Cari Berita

Breaking News

Keenan Nasution vs Vidi Aldiano: Jika Sebuah Nada Diberikan Hak

Dibaca : 0
 
Jumat, 13 Juni 2025



Oleh Denny JA


“Musik itu suara jiwa. Tapi suara jiwa itu pun harus dihargai secara duniawi.”

Kemelut antara Keenan Nasution dan Vidi Aldiano mengguncang ruang sunyi kesenian Indonesia. Lagu Nuansa Bening—yang tercipta lebih dari empat dekade lalu, kini menjadi gugatan bernilai 24,5 miliar rupiah.

Apa yang dulu mengalir dari jiwa, kini dipersoalkan dalam angka dan hukum.

Sebagian publik melihat gugatan ini sebagai tuntutan finansial belaka. Tapi jika ditarik ke akar sejarah, persoalan ini jauh lebih dalam.

Ia menyentuh satu hal: hak sebuah nada, dan bagaimana dunia belajar menghargainya.

Maka saya pun teringat kisah lama, di benua yang jauh.

-000-

Pada suatu malam di tahun 1847, dalam semarak Paris yang muram namun penuh nyawa, sekelompok komposer duduk di Café des Ambassadeurs.

Di antara mereka, Ernest Bourget—penulis lirik ternama Prancis.

Orkestra memainkan lagu. Pelanggan bersulang. Tapi satu nada yang terdengar di panggung adalah ciptaan Bourget sendiri—tanpa izin, tanpa bayaran, tanpa penghargaan.

Malam itu, mereka menuntut. Dan menang.

Gugatan itu menjadi momen lahirnya kesadaran hukum: bahwa pencipta berhak atas karya yang digunakan di ruang publik. Nada diberi hak. Dan dunia musik tak lagi sama.

Empat tahun kemudian, SACEM (Société des Auteurs, Compositeurs et Éditeurs de Musique) berdiri di Prancis, menjadi organisasi kolektif pertama yang mengatur royalti.

SACEM lahir dalam dunia pasca-Revolusi Industri, saat seni tak hanya milik bangsawan, tapi juga milik massa.

SACEM melacak pemutaran lagu, menarik lisensi dari restoran dan kabaret, lalu menyalurkan bayaran ke pencipta. Inilah cikal bakal sistem kolektif royalti yang kita kenal hari ini.

-000-

Gagasan ini menyeberang ke Amerika. Tahun 1914, ASCAP lahir. Disusul BMI pada 1939. Di balik persaingan keduanya, dunia belajar menyempurnakan sistem: lebih adil, lebih terstruktur.

Namun, bagaimana menjamin hak cipta lintas negara?

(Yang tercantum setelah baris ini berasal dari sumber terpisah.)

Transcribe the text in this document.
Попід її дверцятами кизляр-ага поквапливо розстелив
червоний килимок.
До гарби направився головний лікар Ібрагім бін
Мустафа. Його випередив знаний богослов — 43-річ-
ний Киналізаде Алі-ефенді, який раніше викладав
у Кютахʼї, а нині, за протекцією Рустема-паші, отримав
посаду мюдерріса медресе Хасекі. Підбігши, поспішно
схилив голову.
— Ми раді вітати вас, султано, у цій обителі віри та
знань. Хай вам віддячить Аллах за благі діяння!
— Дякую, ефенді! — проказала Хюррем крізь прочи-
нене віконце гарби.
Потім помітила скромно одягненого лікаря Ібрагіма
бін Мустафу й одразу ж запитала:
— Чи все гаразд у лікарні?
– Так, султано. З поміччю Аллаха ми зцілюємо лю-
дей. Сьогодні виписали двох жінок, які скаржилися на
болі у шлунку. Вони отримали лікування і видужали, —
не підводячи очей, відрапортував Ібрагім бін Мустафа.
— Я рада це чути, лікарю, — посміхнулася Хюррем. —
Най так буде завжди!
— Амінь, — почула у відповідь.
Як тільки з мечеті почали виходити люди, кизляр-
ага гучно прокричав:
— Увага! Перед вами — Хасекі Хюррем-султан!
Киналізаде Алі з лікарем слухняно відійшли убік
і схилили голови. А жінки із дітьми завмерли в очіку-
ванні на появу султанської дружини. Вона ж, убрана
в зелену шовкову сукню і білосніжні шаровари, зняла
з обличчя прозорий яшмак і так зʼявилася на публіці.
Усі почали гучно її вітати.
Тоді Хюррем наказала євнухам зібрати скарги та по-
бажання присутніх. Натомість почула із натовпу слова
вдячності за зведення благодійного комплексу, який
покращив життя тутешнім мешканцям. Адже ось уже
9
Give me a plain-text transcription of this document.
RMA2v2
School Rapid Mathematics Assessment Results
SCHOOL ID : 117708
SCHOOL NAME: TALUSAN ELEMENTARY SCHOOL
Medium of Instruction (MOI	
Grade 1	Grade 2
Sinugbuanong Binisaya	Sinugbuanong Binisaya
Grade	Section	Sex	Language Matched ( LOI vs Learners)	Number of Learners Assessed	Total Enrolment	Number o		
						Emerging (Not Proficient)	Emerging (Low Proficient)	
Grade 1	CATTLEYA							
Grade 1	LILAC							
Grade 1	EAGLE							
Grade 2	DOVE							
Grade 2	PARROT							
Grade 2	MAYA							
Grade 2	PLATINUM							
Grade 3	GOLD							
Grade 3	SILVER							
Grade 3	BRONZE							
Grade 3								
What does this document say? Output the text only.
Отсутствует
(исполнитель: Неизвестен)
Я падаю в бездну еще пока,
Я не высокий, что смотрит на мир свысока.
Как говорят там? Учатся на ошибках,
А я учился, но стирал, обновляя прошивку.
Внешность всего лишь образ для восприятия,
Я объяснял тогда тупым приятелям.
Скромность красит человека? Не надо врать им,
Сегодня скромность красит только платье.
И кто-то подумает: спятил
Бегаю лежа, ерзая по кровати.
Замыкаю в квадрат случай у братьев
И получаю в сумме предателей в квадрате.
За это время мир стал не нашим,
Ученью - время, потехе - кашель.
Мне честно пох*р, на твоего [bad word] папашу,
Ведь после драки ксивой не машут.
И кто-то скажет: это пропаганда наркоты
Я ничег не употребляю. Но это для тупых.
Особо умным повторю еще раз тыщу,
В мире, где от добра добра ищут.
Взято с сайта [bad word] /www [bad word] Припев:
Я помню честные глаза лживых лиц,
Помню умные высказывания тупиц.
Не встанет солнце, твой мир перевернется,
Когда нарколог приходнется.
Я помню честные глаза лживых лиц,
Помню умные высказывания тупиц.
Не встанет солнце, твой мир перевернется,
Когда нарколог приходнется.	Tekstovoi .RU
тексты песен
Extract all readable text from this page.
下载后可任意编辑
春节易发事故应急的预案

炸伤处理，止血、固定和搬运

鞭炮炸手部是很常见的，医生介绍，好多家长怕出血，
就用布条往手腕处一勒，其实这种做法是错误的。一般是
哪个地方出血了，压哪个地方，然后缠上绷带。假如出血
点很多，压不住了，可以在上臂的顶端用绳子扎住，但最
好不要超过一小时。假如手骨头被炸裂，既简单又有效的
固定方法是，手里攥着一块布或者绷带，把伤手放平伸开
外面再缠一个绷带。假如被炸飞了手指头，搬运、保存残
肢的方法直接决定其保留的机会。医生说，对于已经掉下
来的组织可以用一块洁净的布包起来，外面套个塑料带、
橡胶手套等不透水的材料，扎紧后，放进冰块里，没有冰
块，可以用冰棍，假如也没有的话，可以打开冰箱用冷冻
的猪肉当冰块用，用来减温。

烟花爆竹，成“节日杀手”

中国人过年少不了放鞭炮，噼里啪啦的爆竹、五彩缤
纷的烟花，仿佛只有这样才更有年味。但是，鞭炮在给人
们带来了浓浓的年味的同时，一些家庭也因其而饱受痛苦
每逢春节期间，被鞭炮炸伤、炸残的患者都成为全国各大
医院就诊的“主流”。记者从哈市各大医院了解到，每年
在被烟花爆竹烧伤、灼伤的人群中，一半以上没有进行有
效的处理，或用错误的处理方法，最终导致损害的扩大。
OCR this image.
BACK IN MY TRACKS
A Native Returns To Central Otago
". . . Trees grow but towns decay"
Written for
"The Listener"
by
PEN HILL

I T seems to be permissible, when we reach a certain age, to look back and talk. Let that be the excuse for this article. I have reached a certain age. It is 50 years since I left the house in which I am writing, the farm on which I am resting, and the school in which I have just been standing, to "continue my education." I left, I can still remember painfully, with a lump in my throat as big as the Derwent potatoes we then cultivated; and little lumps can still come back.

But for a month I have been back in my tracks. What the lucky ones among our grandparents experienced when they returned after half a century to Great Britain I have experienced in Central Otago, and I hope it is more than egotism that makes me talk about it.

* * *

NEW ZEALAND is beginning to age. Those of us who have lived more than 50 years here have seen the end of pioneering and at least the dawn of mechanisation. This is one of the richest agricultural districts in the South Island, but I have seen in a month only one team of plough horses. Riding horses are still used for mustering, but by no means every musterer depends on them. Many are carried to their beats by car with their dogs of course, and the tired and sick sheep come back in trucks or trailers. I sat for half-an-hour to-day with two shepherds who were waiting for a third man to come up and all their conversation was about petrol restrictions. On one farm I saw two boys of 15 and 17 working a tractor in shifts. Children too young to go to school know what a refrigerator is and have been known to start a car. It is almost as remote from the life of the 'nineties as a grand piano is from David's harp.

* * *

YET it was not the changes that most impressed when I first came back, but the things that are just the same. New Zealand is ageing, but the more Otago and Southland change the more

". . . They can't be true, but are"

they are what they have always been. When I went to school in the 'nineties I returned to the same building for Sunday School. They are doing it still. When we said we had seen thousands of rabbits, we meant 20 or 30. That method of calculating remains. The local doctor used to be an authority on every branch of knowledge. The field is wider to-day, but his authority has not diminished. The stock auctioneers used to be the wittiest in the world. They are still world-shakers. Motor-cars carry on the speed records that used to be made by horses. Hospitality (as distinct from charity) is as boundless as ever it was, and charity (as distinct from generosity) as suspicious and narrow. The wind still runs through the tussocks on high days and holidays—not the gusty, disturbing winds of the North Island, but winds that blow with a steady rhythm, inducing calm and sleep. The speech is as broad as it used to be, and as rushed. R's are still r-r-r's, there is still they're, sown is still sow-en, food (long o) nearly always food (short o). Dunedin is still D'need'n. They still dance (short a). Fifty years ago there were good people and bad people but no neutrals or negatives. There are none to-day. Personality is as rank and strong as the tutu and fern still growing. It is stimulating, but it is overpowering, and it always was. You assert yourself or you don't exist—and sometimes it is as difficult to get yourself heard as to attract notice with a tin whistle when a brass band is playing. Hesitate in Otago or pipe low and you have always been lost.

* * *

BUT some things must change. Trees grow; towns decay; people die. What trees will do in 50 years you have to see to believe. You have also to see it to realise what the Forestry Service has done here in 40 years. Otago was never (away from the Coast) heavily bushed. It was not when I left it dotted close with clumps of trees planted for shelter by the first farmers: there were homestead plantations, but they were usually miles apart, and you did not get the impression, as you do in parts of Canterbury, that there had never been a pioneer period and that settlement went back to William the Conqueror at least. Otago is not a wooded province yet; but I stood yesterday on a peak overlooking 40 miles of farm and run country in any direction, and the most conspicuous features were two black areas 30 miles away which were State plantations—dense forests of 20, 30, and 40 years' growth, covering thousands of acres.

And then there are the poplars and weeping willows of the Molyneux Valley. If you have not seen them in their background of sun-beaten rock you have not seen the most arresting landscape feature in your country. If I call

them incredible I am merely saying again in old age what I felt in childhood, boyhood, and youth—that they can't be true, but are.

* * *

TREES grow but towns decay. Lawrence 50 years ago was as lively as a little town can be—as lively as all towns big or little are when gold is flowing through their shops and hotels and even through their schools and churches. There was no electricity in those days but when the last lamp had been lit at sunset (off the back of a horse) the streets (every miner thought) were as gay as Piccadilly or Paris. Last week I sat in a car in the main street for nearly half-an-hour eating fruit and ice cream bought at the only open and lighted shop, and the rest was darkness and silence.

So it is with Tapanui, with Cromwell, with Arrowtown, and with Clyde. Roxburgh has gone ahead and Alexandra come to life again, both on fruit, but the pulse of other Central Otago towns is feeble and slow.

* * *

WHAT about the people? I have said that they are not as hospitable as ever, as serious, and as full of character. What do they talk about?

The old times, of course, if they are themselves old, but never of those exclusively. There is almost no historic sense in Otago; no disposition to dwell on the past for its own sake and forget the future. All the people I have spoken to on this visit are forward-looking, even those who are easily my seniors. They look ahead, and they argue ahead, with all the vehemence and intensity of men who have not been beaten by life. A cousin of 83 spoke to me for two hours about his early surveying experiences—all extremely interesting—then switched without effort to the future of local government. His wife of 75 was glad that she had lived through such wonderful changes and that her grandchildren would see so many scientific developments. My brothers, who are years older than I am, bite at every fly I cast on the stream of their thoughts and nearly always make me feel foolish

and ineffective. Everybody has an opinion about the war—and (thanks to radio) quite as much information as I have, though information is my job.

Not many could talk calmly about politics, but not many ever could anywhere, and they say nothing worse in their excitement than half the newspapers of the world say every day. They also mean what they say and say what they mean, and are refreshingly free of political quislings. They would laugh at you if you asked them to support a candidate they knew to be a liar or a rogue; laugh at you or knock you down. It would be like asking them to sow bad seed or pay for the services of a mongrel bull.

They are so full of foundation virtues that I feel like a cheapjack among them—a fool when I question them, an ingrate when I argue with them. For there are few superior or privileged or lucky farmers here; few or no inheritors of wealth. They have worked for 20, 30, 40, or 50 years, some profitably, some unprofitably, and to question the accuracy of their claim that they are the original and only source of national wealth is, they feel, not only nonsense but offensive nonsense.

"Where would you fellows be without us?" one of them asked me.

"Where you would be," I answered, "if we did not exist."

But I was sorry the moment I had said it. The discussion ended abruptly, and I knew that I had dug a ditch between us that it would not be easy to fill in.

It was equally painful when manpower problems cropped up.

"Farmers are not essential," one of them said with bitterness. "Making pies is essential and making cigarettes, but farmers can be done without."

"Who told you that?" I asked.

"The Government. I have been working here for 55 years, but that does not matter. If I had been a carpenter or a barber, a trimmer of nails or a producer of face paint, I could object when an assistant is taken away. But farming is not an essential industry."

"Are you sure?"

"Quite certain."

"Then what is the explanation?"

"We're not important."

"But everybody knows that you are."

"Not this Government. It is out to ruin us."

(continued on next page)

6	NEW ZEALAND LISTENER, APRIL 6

Lalu lahir Konvensi Bern (1886) dan TRIPS Agreement (1995), menyatukan dunia dalam perlindungan internasional atas karya cipta. Kini, jika sebuah lagu diputar di Jakarta, dan penciptanya tinggal di London, ia tetap berhak atas bagiannya.


-000-

Sistem royalti pun berkembang.

Ada dua pendekatan utama:
1. Direct License – pencipta memberi izin langsung kepada pengguna.
2. Blanket License (Kolektif) – pengguna membayar ke lembaga, dan lembaga menyalurkannya ke pencipta.

Negara maju cenderung memakai sistem kolektif karena efisien. Tapi sistem ini menimbulkan ketegangan di banyak negara berkembang, termasuk Indonesia.


-000-

Di sinilah kita kembali pada Keenan dan Vidi.

Lagu Nuansa Bening, ciptaan Keenan Nasution, telah menjadi bagian dari sejarah musik pop Indonesia. Ia dinyanyikan ulang, dibawakan di banyak panggung, dan melekat di ingatan kolektif.

Namun, Keenan merasa tak mendapat penghargaan semestinya atas pemakaian lagunya oleh Vidi Aldiano.

Pada sebuah wawancara, Keenan menyampaikan bahwa hatinya terguncang saat berkali-kali mendengar Nuansa Bening dinyanyikan di berbagai panggung nasional—tanpa pernah diajak bicara, tanpa satu sen pun ia terima. 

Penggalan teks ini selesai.